Aber im Moment ist das ja noch eine Woche hin also fasst sich Georg ein Herz und erklärt sich bereit mit mir zu starten.

Zuerst sieht's dann ja eh noch so aus als ob wir gar nicht offiziell mitfahren können, da schon von Aufnahmesperre auf Willis Internetseite zu lesen ist. 

Kurzer Anruf bei Willi, na passt schon, er hat für uns alte Lappen noch einen Platz freigehalten, also keine Ausreden, schluck... 

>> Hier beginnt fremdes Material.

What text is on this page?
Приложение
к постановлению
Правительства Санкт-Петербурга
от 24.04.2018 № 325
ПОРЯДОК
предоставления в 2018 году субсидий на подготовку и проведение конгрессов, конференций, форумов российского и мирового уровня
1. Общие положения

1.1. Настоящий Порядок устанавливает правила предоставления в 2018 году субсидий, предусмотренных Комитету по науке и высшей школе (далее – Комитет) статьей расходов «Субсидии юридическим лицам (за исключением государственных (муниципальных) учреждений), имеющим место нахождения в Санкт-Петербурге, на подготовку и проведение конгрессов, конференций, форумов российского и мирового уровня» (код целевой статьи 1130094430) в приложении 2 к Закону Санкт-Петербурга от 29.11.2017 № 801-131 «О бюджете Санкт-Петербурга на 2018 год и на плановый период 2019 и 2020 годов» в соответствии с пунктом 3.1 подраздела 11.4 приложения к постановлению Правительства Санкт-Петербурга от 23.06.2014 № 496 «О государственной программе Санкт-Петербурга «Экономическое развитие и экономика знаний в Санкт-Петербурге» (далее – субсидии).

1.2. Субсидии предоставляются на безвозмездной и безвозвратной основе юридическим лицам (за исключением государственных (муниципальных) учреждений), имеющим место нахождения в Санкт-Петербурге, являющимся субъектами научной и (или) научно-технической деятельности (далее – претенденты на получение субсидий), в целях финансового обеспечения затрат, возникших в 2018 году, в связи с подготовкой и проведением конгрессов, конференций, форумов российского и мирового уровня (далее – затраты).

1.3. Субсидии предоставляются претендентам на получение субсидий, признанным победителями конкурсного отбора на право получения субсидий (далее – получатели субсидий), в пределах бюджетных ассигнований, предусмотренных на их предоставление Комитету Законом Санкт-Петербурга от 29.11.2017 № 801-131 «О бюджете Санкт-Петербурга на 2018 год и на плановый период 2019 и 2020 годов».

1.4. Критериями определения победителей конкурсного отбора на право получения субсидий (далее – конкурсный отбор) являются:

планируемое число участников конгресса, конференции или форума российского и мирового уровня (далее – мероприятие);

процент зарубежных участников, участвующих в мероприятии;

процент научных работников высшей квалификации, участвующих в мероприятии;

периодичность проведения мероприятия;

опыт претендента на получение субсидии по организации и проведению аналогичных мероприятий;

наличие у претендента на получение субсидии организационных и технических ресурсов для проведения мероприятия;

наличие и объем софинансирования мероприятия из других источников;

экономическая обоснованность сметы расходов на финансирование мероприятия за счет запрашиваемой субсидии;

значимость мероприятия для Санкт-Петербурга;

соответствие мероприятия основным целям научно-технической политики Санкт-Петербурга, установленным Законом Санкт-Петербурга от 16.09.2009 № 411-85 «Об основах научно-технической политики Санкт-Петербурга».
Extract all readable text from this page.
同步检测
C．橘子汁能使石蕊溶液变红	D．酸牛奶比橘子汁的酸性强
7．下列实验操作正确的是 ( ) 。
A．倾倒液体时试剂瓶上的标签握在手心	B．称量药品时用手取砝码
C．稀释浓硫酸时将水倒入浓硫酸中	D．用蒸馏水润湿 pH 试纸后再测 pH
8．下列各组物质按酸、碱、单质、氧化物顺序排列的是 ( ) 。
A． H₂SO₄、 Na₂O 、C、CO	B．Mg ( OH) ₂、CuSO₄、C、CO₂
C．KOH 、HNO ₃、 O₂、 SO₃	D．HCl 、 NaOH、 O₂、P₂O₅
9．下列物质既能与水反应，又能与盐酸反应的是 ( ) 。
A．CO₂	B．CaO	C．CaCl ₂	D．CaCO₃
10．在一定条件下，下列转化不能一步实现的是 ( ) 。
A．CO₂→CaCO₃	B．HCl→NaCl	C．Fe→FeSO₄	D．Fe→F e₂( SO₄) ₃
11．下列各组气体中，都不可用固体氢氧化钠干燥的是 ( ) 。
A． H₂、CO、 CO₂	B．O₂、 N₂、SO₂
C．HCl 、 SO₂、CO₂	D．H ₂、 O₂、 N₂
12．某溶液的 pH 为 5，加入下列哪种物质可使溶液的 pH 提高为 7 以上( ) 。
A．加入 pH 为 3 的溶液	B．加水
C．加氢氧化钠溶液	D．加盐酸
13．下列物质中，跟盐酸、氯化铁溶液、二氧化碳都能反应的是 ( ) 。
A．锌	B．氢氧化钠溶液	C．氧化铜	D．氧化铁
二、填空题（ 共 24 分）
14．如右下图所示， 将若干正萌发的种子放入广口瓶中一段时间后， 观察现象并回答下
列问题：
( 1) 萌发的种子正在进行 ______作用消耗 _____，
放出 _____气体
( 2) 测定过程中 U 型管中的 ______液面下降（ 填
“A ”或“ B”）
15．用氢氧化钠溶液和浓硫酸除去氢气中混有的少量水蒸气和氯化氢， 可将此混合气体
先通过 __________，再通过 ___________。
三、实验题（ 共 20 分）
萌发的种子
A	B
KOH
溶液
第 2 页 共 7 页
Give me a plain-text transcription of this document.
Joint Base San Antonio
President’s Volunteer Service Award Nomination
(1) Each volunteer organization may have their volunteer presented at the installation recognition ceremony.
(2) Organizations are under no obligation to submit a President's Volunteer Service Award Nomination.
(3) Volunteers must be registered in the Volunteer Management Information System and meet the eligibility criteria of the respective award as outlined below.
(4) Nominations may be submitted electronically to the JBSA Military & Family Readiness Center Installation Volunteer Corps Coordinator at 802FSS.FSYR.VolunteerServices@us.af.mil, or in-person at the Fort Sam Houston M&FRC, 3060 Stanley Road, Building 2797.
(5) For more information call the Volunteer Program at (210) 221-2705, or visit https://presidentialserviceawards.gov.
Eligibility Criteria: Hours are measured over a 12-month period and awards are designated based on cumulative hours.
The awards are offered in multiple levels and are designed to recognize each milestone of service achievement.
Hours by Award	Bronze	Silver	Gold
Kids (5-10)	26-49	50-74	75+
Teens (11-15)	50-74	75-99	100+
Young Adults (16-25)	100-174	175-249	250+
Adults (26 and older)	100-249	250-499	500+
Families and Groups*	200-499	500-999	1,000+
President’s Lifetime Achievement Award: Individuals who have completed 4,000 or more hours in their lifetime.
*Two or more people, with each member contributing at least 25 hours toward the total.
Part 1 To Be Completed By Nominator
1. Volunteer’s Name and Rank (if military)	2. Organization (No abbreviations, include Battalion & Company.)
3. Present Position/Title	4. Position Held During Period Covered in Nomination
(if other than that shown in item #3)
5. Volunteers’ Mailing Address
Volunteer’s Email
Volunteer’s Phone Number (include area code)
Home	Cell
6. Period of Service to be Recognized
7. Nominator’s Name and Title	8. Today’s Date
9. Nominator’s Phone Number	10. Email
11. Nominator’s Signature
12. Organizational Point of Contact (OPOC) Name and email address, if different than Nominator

Kurz nach Sieben treffen wir uns mit Heinz beim Bierstindl, eigentlich könnt man sich da jetzt unter die Kastanienbäume setzen 
und bei dem einen oder anderen isotonischen Gerstengetränk auf die Finischer warten... Aber nein die Neugier und der Ehrgeiz 
haben uns gepackt. Und so stopfen wir unsere Bikes in Heinzis bewährten Bus und auf geht's nach Wörgl zum Start.

Dort ein beeindruckendes Bild am Platz vor dem Bahnhof: Alles voll mit Bikern und Freeridebikes. Es werden sich so an die 40-50 Rider eingefunden haben.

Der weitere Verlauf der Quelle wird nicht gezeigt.